# How many grams of oxygen are needed to produce .60 liters of carbon dioxide at stp?

Feb 21, 2018

Well, of course, we need to define $\text{STP}$....

#### Explanation:

...which is hard these days, because the professional bodies have conspired to make the definitions as confusing and as inaccessible as possible.

IUPAC specifies a temperature of $273.15 \cdot K$, and a pressure of $0.987 \cdot a t m$...and under these conditions ONE mole of ideal gas expresses a volume of $22.4 \cdot L$...

And so if we gots the combustion reaction....

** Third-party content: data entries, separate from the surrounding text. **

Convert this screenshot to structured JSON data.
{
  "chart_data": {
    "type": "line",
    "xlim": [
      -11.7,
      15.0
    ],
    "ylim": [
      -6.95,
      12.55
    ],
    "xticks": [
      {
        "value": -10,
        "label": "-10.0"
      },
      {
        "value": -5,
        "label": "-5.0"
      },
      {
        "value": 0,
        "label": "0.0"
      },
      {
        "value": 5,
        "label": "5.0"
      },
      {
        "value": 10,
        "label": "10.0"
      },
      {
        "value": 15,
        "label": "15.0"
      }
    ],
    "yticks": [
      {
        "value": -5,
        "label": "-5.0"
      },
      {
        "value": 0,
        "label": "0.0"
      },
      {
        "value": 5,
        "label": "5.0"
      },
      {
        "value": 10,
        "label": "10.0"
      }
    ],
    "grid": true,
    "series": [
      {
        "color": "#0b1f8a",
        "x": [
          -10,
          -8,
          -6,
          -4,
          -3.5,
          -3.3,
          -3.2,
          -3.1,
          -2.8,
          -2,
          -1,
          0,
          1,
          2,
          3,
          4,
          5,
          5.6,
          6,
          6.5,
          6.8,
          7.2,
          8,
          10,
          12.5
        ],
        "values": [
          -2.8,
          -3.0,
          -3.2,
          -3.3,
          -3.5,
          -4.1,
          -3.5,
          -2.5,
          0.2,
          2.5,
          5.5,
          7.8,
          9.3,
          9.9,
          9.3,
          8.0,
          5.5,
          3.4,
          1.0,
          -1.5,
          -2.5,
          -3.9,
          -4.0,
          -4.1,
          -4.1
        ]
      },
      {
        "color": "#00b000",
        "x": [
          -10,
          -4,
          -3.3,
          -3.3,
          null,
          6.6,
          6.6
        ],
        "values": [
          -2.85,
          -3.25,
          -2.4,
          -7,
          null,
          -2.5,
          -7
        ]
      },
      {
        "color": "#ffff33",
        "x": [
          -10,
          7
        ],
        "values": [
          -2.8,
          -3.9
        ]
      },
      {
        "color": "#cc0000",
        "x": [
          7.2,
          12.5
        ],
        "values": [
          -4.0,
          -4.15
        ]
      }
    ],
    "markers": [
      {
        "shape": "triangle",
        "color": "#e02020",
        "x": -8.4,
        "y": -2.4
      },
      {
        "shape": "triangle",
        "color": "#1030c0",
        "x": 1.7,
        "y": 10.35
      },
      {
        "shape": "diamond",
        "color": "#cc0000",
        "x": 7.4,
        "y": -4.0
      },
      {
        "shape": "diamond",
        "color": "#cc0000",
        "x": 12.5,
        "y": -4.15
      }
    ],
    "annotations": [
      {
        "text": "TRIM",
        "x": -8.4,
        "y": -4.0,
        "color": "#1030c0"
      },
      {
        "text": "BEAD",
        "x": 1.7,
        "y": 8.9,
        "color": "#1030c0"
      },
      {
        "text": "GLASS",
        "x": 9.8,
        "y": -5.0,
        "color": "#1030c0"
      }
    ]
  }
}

$C \left(s\right) + {O}_{2} \left(g\right) \rightarrow C {O}_{2} \left(g\right)$...I need an equiv quantity of dioxygen gas if $0.60 \cdot L$ carbon dioxide are evolved....(take that atmosphere!)..

And so $\text{moles of dioxygen gas} \equiv \frac{0.60 \cdot L}{22.4 \cdot L \cdot m o {l}^{-} 1} = 0.027 \cdot m o l$, i.e. a mass of $0.027 \cdot m o l \times 32.00 \cdot g \cdot m o {l}^{-} 1 = 0.86 \cdot g$.

When you sit an exam, the standard that you use, including the molar volume, should be printed as supplementary material.

Feb 21, 2018

You need 0.86 grams of oxygen to produce 0.60 liters of carbon dioxide at STP.

#### Explanation:

Oxygen has a molar mass of 16.00 g/mol. One mole of CO2 contains 32.00 grams of oxygen.

One mole equals 22.4L at standard temperature and pressure.

0.60L CO2 equals 0.0268 mol at STP.

(32g O) x (0.0268 mol) = 0.8576 g O